The patients who are MSI-high particularly had a really great response with this chemotherapy, so it was even beyond just a three-month difference. With that being said, even in patients who are what we call microsatellite-stable, who didn’t have this unique signature, they still saw a benefit with this novel combination, and to add to that, the nice thing about it is the toxicities were not bad. Even this new combination was very well-tolerated.
It was not a high rate of severe toxicities or side effects, if you will, and that actually, the great majority of patients were able to stay on this therapy and really get through – complete the therapy course.
So, there are some sort of nuanced differences between the two trials I mentioned, GY018 versus the RUBY. And some of those details are with regards to the even specific subtype of endometrial cancer, which we haven’t talked about yet, for example, uterine carcinosarcoma versus uterine serous carcinoma, uterine clear cell, uterine endometrioid – these are all specific subtypes of endometrial cancer. So there are some nuances where the RUBY trial was able to include patients with uterine carcinosarcoma, whereas the GY018 did not.
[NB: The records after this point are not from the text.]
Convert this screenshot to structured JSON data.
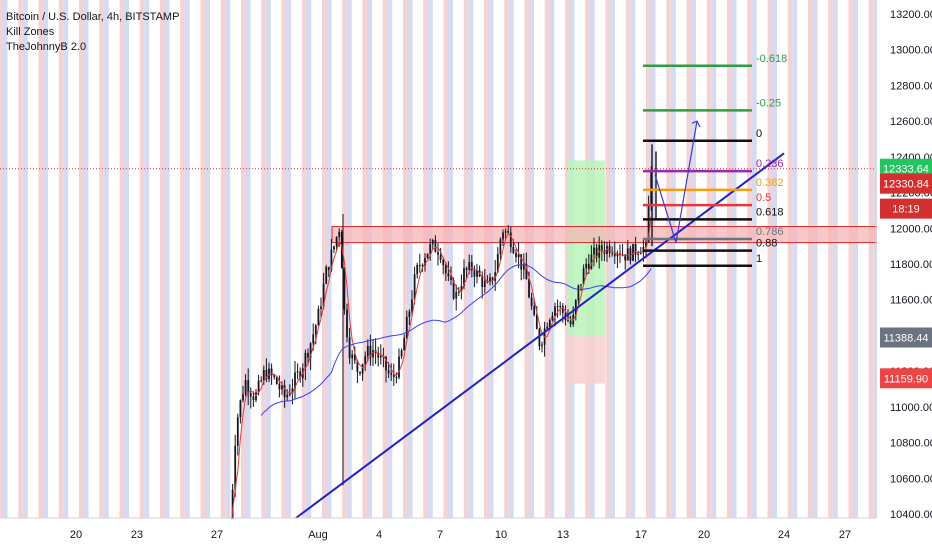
{
  "header": {
    "title": "Bitcoin / U.S. Dollar, 4h, BITSTAMP",
    "indicators": [
      "Kill Zones",
      "TheJohnnyB 2.0"
    ]
  },
  "colors": {
    "up": "#131722",
    "line_red": "#e53935",
    "line_blue": "#3344ee",
    "trend": "#2020cc",
    "zone_fill": "#f6b6b6",
    "zone_stroke": "#d32f2f",
    "killzone_red": "#f3d3d3",
    "killzone_blue": "#d6dbf2",
    "green_box": "#b9f5b9",
    "red_box": "#f8d0d0"
  },
  "chart_data": {
    "type": "candlestick",
    "ylim": [
      10400,
      13250
    ],
    "y_ticks": [
      "13200.00",
      "13000.00",
      "12800.00",
      "12600.00",
      "12400.00",
      "12200.00",
      "12000.00",
      "11800.00",
      "11600.00",
      "11400.00",
      "11200.00",
      "11000.00",
      "10800.00",
      "10600.00",
      "10400.00"
    ],
    "x_ticks": [
      {
        "label": "20",
        "x": 76
      },
      {
        "label": "23",
        "x": 137
      },
      {
        "label": "27",
        "x": 217
      },
      {
        "label": "Aug",
        "x": 318
      },
      {
        "label": "4",
        "x": 379
      },
      {
        "label": "7",
        "x": 440
      },
      {
        "label": "10",
        "x": 501
      },
      {
        "label": "13",
        "x": 563
      },
      {
        "label": "17",
        "x": 641
      },
      {
        "label": "20",
        "x": 704
      },
      {
        "label": "24",
        "x": 784
      },
      {
        "label": "27",
        "x": 845
      }
    ],
    "price_badges": [
      {
        "label": "12333.64",
        "value": 12333.64,
        "color": "#22c55e"
      },
      {
        "label": "12330.84",
        "value": 12250,
        "color": "#d32f2f"
      },
      {
        "label": "18:19",
        "value": 12110,
        "color": "#d32f2f"
      },
      {
        "label": "11388.44",
        "value": 11388.44,
        "color": "#6b7280"
      },
      {
        "label": "11159.90",
        "value": 11159.9,
        "color": "#ef4444"
      }
    ],
    "resistance_zone": [
      11920,
      12010
    ],
    "current_price": 12333.64,
    "fib_levels": [
      {
        "label": "-0.618",
        "value": 12910,
        "color": "#2e9e3f"
      },
      {
        "label": "-0.25",
        "value": 12660,
        "color": "#2e9e3f"
      },
      {
        "label": "0",
        "value": 12490,
        "color": "#111111"
      },
      {
        "label": "0.236",
        "value": 12320,
        "color": "#9c27b0"
      },
      {
        "label": "0.382",
        "value": 12215,
        "color": "#f59e0b"
      },
      {
        "label": "0.5",
        "value": 12130,
        "color": "#e53935"
      },
      {
        "label": "0.618",
        "value": 12050,
        "color": "#111111"
      },
      {
        "label": "0.786",
        "value": 11940,
        "color": "#6b7280"
      },
      {
        "label": "0.88",
        "value": 11875,
        "color": "#111111"
      },
      {
        "label": "1",
        "value": 11790,
        "color": "#111111"
      }
    ]
  }
}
But suffice it to say, now we have enough data that virtually all endometrial cancer patients with advanced stage, regardless of what histology, there is essentially a trial that can apply to you where it demonstrated this added benefit to doing this novel combination, and that was found with microsatellite-stable patients as well as microsatellite-instable in both randomized controlled trials that I mentioned.
Katherine:
Dr. Ko, are there other research or treatment advances that patients should know about?
Dr. Ko:
Certainly. Like I mentioned, we’re really moving towards the realm of treating with a targeted therapy approach, and within endometrial cancer, the prior paradigm was much simpler, but really not in the space of target therapy. So, for example, what does that mean?
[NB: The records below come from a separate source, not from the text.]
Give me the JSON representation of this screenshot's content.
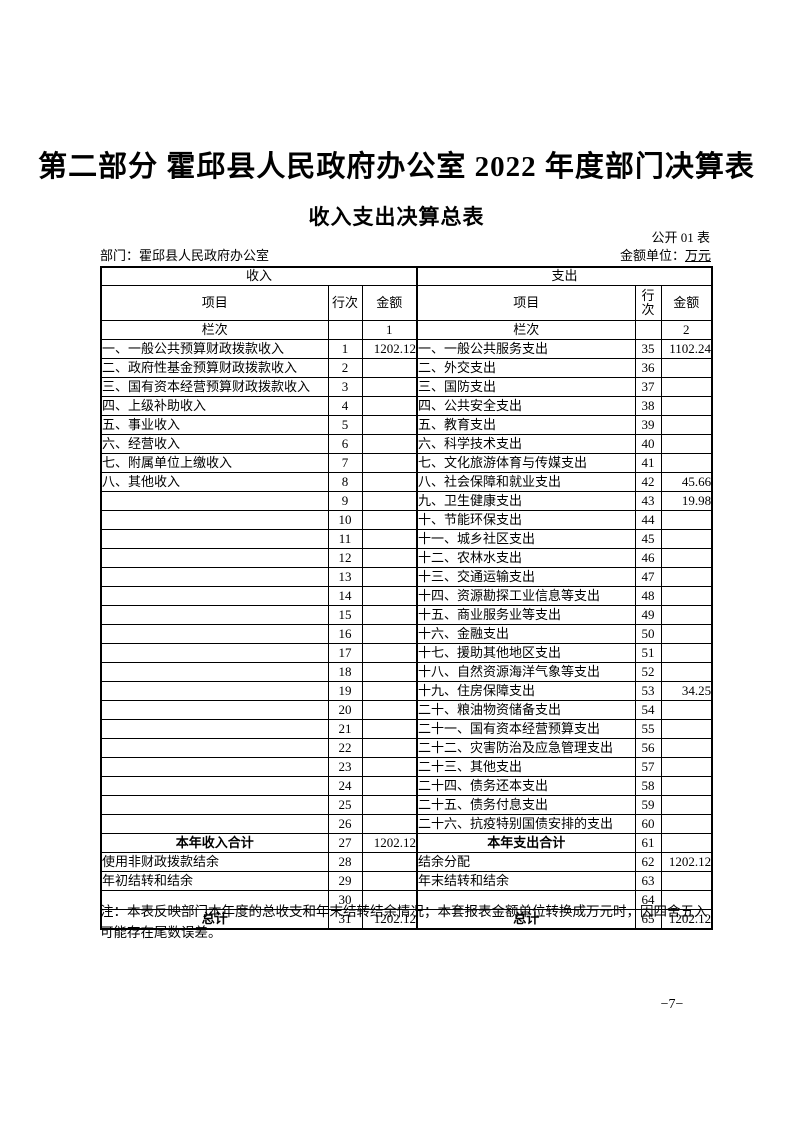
{
  "page": {
    "title": "第二部分 霍邱县人民政府办公室 2022 年度部门决算表",
    "subtitle": "收入支出决算总表",
    "table_code": "公开 01 表",
    "department": "部门：霍邱县人民政府办公室",
    "unit_label": "金额单位：",
    "unit_value": "万元",
    "note": "注：本表反映部门本年度的总收支和年末结转结余情况；本套报表金额单位转换成万元时，因四舍五入可能存在尾数误差。",
    "page_number": "−7−"
  },
  "table": {
    "income_header": "收入",
    "expense_header": "支出",
    "col_item": "项目",
    "col_row": "行次",
    "col_amount": "金额",
    "lanci": "栏次",
    "income_col_index": "1",
    "expense_col_index": "2",
    "rows": [
      {
        "income_item": "一、一般公共预算财政拨款收入",
        "income_row": "1",
        "income_amount": "1202.12",
        "expense_item": "一、一般公共服务支出",
        "expense_row": "35",
        "expense_amount": "1102.24"
      },
      {
        "income_item": "二、政府性基金预算财政拨款收入",
        "income_row": "2",
        "income_amount": "",
        "expense_item": "二、外交支出",
        "expense_row": "36",
        "expense_amount": ""
      },
      {
        "income_item": "三、国有资本经营预算财政拨款收入",
        "income_row": "3",
        "income_amount": "",
        "expense_item": "三、国防支出",
        "expense_row": "37",
        "expense_amount": ""
      },
      {
        "income_item": "四、上级补助收入",
        "income_row": "4",
        "income_amount": "",
        "expense_item": "四、公共安全支出",
        "expense_row": "38",
        "expense_amount": ""
      },
      {
        "income_item": "五、事业收入",
        "income_row": "5",
        "income_amount": "",
        "expense_item": "五、教育支出",
        "expense_row": "39",
        "expense_amount": ""
      },
      {
        "income_item": "六、经营收入",
        "income_row": "6",
        "income_amount": "",
        "expense_item": "六、科学技术支出",
        "expense_row": "40",
        "expense_amount": ""
      },
      {
        "income_item": "七、附属单位上缴收入",
        "income_row": "7",
        "income_amount": "",
        "expense_item": "七、文化旅游体育与传媒支出",
        "expense_row": "41",
        "expense_amount": ""
      },
      {
        "income_item": "八、其他收入",
        "income_row": "8",
        "income_amount": "",
        "expense_item": "八、社会保障和就业支出",
        "expense_row": "42",
        "expense_amount": "45.66"
      },
      {
        "income_item": "",
        "income_row": "9",
        "income_amount": "",
        "expense_item": "九、卫生健康支出",
        "expense_row": "43",
        "expense_amount": "19.98"
      },
      {
        "income_item": "",
        "income_row": "10",
        "income_amount": "",
        "expense_item": "十、节能环保支出",
        "expense_row": "44",
        "expense_amount": ""
      },
      {
        "income_item": "",
        "income_row": "11",
        "income_amount": "",
        "expense_item": "十一、城乡社区支出",
        "expense_row": "45",
        "expense_amount": ""
      },
      {
        "income_item": "",
        "income_row": "12",
        "income_amount": "",
        "expense_item": "十二、农林水支出",
        "expense_row": "46",
        "expense_amount": ""
      },
      {
        "income_item": "",
        "income_row": "13",
        "income_amount": "",
        "expense_item": "十三、交通运输支出",
        "expense_row": "47",
        "expense_amount": ""
      },
      {
        "income_item": "",
        "income_row": "14",
        "income_amount": "",
        "expense_item": "十四、资源勘探工业信息等支出",
        "expense_row": "48",
        "expense_amount": ""
      },
      {
        "income_item": "",
        "income_row": "15",
        "income_amount": "",
        "expense_item": "十五、商业服务业等支出",
        "expense_row": "49",
        "expense_amount": ""
      },
      {
        "income_item": "",
        "income_row": "16",
        "income_amount": "",
        "expense_item": "十六、金融支出",
        "expense_row": "50",
        "expense_amount": ""
      },
      {
        "income_item": "",
        "income_row": "17",
        "income_amount": "",
        "expense_item": "十七、援助其他地区支出",
        "expense_row": "51",
        "expense_amount": ""
      },
      {
        "income_item": "",
        "income_row": "18",
        "income_amount": "",
        "expense_item": "十八、自然资源海洋气象等支出",
        "expense_row": "52",
        "expense_amount": ""
      },
      {
        "income_item": "",
        "income_row": "19",
        "income_amount": "",
        "expense_item": "十九、住房保障支出",
        "expense_row": "53",
        "expense_amount": "34.25"
      },
      {
        "income_item": "",
        "income_row": "20",
        "income_amount": "",
        "expense_item": "二十、粮油物资储备支出",
        "expense_row": "54",
        "expense_amount": ""
      },
      {
        "income_item": "",
        "income_row": "21",
        "income_amount": "",
        "expense_item": "二十一、国有资本经营预算支出",
        "expense_row": "55",
        "expense_amount": ""
      },
      {
        "income_item": "",
        "income_row": "22",
        "income_amount": "",
        "expense_item": "二十二、灾害防治及应急管理支出",
        "expense_row": "56",
        "expense_amount": ""
      },
      {
        "income_item": "",
        "income_row": "23",
        "income_amount": "",
        "expense_item": "二十三、其他支出",
        "expense_row": "57",
        "expense_amount": ""
      },
      {
        "income_item": "",
        "income_row": "24",
        "income_amount": "",
        "expense_item": "二十四、债务还本支出",
        "expense_row": "58",
        "expense_amount": ""
      },
      {
        "income_item": "",
        "income_row": "25",
        "income_amount": "",
        "expense_item": "二十五、债务付息支出",
        "expense_row": "59",
        "expense_amount": ""
      },
      {
        "income_item": "",
        "income_row": "26",
        "income_amount": "",
        "expense_item": "二十六、抗疫特别国债安排的支出",
        "expense_row": "60",
        "expense_amount": ""
      },
      {
        "income_item": "本年收入合计",
        "income_bold": true,
        "income_row": "27",
        "income_amount": "1202.12",
        "expense_item": "本年支出合计",
        "expense_bold": true,
        "expense_row": "61",
        "expense_amount": ""
      },
      {
        "income_item": "使用非财政拨款结余",
        "income_row": "28",
        "income_amount": "",
        "expense_item": "结余分配",
        "expense_row": "62",
        "expense_amount": "1202.12"
      },
      {
        "income_item": "年初结转和结余",
        "income_row": "29",
        "income_amount": "",
        "expense_item": "年末结转和结余",
        "expense_row": "63",
        "expense_amount": ""
      },
      {
        "income_item": "",
        "income_row": "30",
        "income_amount": "",
        "expense_item": "",
        "expense_row": "64",
        "expense_amount": ""
      },
      {
        "income_item": "总计",
        "income_bold": true,
        "income_row": "31",
        "income_amount": "1202.12",
        "expense_item": "总计",
        "expense_bold": true,
        "expense_row": "65",
        "expense_amount": "1202.12"
      }
    ]
  }
}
So, as we’re realizing that there are very unique biologic signatures to different patients’ endometrial cancer – there could be, for example, some cancers that are particularly receptive to hormonal therapy, meaning their specific cancer, when we send it for detailed – we call it genomic or somatic testing, we can discover, oh, they have estrogen-receptor-positive, progesterone-receptor-positive, and so, those type of cancers may be very responsive to hormonal-based therapy, and in that space, we have a standard available drugs, but we also have clinical trials that are trying newer drugs.
If, for example, the standard aromatase inhibitor or the standard progesterone agent may be helpful, but there are even more in that space that this point – CDK inhibitors that you can combine with these aromatase inhibitors or hormonal agents that have been around for longer that have shown a lot of promise, a lot of data in breast cancer. But now we’re realizing, wow, there could be some efficacy in endometrial cancer as well, so that’s just one example.
And there’s other unique biologic gene signatures, again, kind of a good list now out there, that are being studied in various clinical trials, whether they’re PARP inhibitors, whether they’re drugs that target CCNE1, whether they’re drugs that target ARID1A, so there are actually many more that are available. So, they’re really expanding the opportunity for treatment for endometrial cancer patients.